WARTA

20
Nov

Ketika Ngayogjazz Mengajak Masyarakat Pandowoharjo Jam Session

Jam session, kebanyakan orang akan terbayang tentang sejumlah orang yang berkumpul dan memainkan jazz bersama. Dengan instrumennya masing-masing, mereka seolah sedang bercakap dengan bahasa universal. Di Ngayogjazz, jam session juga terjadi dalam bentuk yang lebih rumit dan lebih luas, melibatkan musisi, penyelenggara, penduduk desa, pedagang, pengunjung, dan bahkan alam.

Pada konferensi pers yang diadakan di the Alana Hotel, kemarin siang (19/11), Djaduk Ferianto, sebagai penggagas Ngayogjazz menyatakan bahwa jam session tidak selalu sebuah kegiatan bermusik, tapi harus musikal. Pertemuan dengan orang-orang dari beragam latar belakang budaya saat acara pun dapat dikatakan sebagai jam session. Di dalam sebuah kegiatan jam session, semua pihak yang terlibat harus berkontribusi dan bekerja sama sehingga menciptakan harmoni.

Eko Prawoto, arsitek, seniman, dan budayawan, yang menjadi narasumber konferensi pers siang itu menegaskan keterangan Djaduk Ferianto, dengan mengatakan Ngayogjazz memberikan ruang untuk interaksi bagi semua orang yang berada di area Ngayogjazz, sejak masa persiapan hingga pelaksanaannya.

Kegiatan jam session adalah sebuah idiom yang lekat dengan musik jazz. Dalam sebuah kegiatan jam session sarat dengan improvisasi yang membuat jalinan nada-nada menjadi musik yang indah. Sejak awal penyelenggaraan Ngayogjazz, inisiator acara ini memang dirancang dengan melibatkan masyarakat desa di mana Ngayogjazz terselenggara. Baik pihak Ngayogjazz, maupun masyarakat desa setempat harus berimprovisasi agar tercipta harmoni kerja sama yang membuat penyelenggaraan Ngayogjazz sukses. Penyelenggara Ngayogjazz harus belajar untuk memahami kehidupan, adat istiadat, dan potensi masyarakat desa. Di pihak lain, masyarakat desa belajar berorganisasi dan me-manage penyelenggaraan sebuah acara yang mengangkat potensi dan kreativitas penduduk di desa tersebut.
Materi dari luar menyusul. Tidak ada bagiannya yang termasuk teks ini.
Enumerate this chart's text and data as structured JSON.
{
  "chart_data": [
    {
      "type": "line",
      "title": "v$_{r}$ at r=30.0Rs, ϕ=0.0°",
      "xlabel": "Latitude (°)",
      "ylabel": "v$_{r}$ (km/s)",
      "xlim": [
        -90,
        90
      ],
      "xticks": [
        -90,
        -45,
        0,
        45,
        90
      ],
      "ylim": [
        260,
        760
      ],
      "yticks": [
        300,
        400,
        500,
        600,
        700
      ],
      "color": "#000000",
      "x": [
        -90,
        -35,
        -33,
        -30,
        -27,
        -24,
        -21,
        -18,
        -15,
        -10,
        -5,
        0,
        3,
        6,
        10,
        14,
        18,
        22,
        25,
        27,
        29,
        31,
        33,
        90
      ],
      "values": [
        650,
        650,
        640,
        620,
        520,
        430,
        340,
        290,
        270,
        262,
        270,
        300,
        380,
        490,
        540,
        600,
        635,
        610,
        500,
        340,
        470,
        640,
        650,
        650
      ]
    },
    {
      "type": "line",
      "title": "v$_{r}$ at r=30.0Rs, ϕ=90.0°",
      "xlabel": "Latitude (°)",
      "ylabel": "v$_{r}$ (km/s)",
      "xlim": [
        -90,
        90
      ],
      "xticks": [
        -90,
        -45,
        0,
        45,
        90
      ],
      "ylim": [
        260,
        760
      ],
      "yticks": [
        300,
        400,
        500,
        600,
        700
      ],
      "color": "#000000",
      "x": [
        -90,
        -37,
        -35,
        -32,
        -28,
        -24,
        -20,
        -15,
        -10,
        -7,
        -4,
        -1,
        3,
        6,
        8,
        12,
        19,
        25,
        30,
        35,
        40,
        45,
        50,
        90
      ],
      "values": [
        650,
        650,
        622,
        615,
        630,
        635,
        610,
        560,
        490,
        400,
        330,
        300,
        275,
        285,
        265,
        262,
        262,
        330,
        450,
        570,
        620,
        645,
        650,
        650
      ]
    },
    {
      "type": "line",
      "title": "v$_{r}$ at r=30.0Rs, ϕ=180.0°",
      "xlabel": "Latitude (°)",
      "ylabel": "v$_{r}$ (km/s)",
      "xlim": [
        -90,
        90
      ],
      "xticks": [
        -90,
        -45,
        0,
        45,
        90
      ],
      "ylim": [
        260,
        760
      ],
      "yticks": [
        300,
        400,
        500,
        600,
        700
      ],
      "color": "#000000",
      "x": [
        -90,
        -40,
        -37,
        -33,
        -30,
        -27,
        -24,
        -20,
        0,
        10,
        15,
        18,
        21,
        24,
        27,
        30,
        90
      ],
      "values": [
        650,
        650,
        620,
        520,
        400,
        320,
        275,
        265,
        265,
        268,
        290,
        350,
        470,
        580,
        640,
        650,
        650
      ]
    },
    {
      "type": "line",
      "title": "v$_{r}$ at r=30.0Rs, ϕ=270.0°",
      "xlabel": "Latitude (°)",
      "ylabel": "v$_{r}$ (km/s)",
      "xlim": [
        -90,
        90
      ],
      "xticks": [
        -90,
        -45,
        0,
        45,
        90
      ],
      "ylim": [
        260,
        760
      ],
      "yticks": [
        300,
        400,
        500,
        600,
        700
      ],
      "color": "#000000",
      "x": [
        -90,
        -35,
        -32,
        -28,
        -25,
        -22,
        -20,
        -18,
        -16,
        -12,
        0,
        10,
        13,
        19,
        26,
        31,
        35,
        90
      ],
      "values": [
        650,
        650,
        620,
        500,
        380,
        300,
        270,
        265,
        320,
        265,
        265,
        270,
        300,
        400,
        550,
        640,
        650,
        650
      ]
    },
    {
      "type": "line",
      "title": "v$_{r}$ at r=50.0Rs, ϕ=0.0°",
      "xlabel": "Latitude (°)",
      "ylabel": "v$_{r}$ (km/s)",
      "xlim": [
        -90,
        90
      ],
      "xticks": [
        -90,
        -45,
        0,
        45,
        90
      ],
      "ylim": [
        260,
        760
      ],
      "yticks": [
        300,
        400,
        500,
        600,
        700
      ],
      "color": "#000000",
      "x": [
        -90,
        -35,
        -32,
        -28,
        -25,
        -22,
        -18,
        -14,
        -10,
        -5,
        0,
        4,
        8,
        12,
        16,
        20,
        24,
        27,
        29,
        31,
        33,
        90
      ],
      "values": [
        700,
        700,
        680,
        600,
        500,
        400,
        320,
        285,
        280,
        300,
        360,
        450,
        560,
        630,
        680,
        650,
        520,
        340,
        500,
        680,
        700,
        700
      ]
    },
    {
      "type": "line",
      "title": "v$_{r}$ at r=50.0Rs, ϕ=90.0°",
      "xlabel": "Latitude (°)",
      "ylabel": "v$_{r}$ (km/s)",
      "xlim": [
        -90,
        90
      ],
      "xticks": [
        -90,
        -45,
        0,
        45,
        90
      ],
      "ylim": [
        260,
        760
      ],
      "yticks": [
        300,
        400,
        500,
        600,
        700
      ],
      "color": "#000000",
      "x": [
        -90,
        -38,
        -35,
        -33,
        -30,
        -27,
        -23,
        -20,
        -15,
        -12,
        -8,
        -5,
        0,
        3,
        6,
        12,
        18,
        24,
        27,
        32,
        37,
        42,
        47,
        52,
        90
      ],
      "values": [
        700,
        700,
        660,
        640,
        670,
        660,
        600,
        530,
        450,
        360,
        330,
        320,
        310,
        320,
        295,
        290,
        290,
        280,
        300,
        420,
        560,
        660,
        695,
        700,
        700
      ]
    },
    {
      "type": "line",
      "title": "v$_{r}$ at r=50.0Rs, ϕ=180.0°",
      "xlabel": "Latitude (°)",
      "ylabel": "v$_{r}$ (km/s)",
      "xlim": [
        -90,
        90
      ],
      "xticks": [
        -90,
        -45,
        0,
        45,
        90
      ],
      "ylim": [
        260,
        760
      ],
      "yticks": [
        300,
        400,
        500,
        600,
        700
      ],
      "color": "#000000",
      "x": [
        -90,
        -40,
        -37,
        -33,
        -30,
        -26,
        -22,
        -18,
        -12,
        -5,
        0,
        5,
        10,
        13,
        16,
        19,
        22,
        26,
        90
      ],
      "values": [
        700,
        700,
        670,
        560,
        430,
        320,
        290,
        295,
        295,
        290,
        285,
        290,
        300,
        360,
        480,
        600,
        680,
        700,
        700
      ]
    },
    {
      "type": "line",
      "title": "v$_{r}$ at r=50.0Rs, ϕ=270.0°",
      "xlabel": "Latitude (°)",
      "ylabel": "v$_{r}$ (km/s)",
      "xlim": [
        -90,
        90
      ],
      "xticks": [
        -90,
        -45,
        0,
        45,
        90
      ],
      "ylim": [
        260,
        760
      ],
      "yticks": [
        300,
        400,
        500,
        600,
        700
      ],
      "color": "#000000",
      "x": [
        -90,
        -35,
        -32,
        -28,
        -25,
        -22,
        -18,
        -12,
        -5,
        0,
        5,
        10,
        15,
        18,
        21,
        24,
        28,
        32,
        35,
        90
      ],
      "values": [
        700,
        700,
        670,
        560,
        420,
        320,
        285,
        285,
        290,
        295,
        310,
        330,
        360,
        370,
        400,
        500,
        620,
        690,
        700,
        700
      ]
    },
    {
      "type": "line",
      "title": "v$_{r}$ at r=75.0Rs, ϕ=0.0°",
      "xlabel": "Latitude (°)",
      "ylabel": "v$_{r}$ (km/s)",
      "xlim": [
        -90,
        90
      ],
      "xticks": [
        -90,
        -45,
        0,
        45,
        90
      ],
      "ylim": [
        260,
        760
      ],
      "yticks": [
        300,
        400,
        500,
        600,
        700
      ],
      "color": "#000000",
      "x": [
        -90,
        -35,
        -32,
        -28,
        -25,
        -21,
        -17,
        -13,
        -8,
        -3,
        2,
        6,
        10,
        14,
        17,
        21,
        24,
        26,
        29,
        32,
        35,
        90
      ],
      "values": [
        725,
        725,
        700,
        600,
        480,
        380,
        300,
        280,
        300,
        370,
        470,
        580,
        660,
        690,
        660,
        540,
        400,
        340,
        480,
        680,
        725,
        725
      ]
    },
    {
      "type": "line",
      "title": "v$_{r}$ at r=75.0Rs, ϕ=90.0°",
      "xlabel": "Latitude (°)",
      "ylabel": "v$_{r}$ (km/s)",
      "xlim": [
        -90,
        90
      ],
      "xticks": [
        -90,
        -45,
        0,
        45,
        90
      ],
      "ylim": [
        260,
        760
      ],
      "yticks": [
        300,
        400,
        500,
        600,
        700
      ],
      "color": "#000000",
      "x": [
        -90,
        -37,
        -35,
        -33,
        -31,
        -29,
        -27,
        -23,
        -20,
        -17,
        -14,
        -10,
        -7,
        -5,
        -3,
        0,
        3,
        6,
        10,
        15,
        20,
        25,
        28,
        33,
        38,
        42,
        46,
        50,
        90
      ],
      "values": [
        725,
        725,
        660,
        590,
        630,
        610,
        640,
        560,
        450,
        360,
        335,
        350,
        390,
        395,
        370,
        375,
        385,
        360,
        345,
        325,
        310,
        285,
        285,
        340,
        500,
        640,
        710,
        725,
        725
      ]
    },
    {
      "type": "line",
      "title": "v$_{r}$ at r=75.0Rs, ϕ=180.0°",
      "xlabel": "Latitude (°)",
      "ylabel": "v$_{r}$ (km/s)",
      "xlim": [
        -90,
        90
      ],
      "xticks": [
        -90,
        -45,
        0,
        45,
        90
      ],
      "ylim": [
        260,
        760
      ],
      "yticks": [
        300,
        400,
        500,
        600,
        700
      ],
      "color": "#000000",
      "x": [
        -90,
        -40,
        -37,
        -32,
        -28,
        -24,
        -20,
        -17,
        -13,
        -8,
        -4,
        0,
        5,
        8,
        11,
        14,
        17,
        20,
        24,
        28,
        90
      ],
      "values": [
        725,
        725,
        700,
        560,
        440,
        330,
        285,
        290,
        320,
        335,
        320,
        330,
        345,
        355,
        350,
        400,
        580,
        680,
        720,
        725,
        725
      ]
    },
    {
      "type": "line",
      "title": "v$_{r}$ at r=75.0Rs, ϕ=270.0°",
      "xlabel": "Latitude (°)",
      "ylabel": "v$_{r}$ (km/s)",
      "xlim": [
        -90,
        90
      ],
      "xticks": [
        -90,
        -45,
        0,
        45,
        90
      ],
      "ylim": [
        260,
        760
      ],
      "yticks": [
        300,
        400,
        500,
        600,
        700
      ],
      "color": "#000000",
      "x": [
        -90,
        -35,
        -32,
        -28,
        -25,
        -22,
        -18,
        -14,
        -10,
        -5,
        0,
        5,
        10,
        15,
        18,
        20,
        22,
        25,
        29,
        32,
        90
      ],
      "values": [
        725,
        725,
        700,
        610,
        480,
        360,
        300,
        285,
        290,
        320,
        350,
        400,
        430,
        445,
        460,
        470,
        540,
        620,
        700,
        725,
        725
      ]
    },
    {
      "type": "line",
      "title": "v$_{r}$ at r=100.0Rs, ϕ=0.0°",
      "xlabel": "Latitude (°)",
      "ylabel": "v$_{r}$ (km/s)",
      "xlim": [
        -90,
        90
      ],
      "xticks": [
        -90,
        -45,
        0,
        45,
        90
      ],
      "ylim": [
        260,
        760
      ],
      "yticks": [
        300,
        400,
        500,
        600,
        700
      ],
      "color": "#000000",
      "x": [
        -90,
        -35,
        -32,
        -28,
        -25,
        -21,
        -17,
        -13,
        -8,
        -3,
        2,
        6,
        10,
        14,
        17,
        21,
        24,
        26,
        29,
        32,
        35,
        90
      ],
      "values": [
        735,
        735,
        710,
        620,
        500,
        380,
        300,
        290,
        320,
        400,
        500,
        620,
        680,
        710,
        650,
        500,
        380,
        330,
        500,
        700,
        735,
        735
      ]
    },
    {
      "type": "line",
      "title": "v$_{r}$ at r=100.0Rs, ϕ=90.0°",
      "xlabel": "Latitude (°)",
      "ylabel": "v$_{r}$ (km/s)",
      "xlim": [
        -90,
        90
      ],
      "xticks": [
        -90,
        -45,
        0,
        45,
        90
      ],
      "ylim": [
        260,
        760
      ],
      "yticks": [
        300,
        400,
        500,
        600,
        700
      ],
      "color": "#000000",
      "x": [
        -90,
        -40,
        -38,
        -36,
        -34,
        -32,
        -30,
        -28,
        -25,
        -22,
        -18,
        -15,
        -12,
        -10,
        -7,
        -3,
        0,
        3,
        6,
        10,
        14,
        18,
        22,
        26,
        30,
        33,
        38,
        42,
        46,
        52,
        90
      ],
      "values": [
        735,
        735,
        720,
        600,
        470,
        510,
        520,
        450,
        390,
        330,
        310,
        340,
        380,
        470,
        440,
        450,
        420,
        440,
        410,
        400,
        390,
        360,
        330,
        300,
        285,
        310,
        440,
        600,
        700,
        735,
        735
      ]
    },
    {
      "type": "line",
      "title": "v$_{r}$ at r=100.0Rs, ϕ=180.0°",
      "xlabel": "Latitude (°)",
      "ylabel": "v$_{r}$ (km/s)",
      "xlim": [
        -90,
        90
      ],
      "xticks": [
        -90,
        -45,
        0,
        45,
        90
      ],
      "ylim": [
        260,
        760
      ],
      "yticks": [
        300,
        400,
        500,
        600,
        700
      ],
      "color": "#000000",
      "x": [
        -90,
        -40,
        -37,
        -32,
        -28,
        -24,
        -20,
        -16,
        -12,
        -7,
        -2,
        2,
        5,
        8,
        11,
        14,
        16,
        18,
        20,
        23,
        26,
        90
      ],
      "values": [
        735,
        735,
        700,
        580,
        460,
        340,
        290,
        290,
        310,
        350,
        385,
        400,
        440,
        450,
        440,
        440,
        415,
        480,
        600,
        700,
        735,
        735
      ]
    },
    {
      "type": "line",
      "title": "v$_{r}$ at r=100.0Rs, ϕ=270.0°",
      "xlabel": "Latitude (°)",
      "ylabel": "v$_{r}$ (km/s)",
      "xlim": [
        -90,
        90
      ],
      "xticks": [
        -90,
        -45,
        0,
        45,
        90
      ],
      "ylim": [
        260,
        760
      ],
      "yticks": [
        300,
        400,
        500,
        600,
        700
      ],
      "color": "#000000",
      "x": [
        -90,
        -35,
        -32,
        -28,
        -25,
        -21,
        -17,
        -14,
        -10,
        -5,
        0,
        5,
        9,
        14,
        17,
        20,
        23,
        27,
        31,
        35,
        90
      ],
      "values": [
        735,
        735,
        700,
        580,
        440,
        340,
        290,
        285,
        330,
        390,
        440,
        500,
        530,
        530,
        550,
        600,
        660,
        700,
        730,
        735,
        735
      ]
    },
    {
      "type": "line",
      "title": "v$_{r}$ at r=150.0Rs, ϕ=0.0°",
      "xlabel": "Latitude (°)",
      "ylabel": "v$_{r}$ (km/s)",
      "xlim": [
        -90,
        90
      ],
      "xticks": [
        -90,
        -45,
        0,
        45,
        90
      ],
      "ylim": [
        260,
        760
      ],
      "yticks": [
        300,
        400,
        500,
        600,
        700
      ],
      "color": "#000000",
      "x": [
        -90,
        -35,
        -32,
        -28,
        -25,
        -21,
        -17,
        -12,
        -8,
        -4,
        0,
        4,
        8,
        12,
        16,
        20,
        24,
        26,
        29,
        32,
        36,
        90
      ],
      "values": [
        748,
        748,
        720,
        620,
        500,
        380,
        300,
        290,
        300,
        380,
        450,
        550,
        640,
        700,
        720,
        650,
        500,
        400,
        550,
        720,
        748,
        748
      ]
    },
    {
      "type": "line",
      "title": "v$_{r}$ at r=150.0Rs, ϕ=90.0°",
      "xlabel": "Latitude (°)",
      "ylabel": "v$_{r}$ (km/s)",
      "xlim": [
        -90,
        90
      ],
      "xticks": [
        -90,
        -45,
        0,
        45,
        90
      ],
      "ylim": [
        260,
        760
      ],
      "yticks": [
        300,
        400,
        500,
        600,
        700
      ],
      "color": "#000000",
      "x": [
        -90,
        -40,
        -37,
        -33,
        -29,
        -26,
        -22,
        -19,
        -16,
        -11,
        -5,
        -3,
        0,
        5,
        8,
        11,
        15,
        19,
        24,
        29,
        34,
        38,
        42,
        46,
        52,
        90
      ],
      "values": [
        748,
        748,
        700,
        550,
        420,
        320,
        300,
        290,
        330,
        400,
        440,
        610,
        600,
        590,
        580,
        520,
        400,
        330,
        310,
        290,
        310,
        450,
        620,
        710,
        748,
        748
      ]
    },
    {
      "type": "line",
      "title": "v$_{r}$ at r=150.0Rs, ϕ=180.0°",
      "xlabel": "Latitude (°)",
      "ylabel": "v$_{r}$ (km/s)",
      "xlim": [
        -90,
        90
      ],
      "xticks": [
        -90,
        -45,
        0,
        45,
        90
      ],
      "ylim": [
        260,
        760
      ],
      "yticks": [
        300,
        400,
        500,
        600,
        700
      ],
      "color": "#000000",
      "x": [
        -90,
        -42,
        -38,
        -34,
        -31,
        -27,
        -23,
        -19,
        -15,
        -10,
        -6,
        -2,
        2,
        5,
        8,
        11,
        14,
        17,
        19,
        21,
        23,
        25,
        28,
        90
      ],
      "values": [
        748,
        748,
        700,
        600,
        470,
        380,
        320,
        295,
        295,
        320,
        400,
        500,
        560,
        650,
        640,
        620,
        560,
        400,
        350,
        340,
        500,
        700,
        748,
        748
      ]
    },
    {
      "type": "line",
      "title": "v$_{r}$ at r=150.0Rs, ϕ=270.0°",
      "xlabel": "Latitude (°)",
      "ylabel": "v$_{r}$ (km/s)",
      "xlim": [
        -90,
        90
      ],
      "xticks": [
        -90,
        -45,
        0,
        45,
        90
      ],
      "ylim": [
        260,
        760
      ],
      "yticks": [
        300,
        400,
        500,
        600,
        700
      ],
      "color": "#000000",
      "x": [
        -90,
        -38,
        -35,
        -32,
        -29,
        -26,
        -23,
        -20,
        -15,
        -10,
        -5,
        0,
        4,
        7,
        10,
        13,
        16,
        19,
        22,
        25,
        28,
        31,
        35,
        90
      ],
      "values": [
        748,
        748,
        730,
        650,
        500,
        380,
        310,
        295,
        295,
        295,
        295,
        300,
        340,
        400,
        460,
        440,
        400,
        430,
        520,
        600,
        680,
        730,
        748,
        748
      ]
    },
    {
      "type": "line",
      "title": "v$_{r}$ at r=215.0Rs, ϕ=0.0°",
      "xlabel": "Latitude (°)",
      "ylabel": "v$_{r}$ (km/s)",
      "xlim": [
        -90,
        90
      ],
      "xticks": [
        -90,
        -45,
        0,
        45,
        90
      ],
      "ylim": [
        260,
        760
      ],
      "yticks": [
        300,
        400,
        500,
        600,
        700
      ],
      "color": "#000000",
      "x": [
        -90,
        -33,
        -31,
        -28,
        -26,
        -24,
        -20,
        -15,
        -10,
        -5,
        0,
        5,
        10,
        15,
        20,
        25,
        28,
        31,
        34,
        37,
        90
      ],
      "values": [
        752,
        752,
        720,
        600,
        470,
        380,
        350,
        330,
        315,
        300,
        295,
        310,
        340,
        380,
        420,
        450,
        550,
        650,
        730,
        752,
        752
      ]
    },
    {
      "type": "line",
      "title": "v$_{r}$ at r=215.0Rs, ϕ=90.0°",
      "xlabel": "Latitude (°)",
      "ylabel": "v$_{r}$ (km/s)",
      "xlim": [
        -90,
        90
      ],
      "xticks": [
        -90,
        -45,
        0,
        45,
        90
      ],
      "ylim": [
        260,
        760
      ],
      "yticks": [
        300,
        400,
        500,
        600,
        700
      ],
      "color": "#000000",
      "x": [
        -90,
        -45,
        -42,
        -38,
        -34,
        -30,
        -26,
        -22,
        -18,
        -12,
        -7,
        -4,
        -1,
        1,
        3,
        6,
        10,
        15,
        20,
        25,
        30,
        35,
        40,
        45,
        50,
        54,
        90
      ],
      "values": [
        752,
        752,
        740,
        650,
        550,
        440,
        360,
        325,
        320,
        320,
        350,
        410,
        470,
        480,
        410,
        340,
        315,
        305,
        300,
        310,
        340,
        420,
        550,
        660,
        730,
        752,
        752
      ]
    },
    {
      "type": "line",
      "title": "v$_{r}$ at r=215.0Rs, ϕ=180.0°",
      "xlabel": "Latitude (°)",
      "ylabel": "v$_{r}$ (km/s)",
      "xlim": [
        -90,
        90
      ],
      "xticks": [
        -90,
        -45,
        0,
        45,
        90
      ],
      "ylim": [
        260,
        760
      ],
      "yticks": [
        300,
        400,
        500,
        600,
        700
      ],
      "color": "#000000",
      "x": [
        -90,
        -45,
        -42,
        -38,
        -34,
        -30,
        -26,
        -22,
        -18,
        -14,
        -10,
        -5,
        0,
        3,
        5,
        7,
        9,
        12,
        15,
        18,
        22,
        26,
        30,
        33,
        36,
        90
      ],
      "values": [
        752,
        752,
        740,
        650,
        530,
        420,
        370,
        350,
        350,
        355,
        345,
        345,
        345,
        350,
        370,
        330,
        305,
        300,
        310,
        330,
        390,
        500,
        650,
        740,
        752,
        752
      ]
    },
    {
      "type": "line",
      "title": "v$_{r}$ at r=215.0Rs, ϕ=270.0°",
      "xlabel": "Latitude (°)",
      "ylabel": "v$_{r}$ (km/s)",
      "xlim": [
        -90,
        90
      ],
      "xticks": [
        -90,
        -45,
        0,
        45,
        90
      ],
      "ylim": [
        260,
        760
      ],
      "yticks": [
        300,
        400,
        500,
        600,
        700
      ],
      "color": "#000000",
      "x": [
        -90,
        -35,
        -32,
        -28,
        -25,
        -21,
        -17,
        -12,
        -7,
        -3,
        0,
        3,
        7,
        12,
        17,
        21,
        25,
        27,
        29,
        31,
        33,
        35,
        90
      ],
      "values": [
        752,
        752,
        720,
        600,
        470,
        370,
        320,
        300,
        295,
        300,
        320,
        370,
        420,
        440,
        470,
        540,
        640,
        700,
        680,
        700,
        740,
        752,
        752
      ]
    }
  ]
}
Trie Utami, penyanyi yang mempunyai jam terbang panjang dan tampil di banyak panggung di berbagai negara, ketika ditanya keunikan acara Ngayogjazz, ia mengatakan, “Berbeda dengan acara musik di festival lain yang pernah saya hadiri, Ngayogjazz berhasil mengangkat seni budaya lokal untuk menjadi bagian pertunjukkan utama. Sedangkan di acara lainnya penduduk hanya menjadi penonton dari seni pertunjukkan yang dibawa dari luar.”

Ini membuktikan bahwa Ngayogjazz berhasil membaurkan musik jazz dengan seni budaya lokal di mana acara tersebut diselenggarakan. Kelebihan ini menjadikan Ngayogjazz acara jazz yang berbeda dengan acara sejenis di mana pun.

Narasumber yang lain, Panjoel, seorang vokalis asal Yogyakarta yang telah lebih dari 30 tahun berkarir mengatakan musik jazz memang sangat luwes sehingga siapa pun yang terlibat dapat mengekspresikan dirinya. Musik jazz di Ngayogjazz bukan hanya sekedar musik tapi juga menjadi spirit dari penyelenggaraan acara tersebut.

Di sesi tanya jawab, Djaduk Ferianto menjelaskan bahwa desa Pandowoharjo memang memiliki keguyuban yang menyatukan masyarakat desa tersebut. Masyarakat desanya hidup berdampingan tanpa memandang latar belakang sosial budaya, maupun agama. Mereka saling membantu satu sama lainnya disetiap kesempatan. Spirit guyub tersebut akan menjalar ke setiap orang yang ada di acara Ngayogjazz. Dengan puluhan ribu pengunjung Ngayogjazz yang sejak dua tahun lalu didukung Pemda Daerah Istimewa Yogyakarta, terkadang membentuk antrian yang panjang, namun semua orang tidak berkeberatan, bahkan keadaan seperti itu menjadi kekhasan Ngayogjazz. Sebuah jam session.

Di Ngayogjazz 2015, di desa Pandowoharjo semua orang berimprovisasi dalam sebuah jam session besar yang seru dan massal.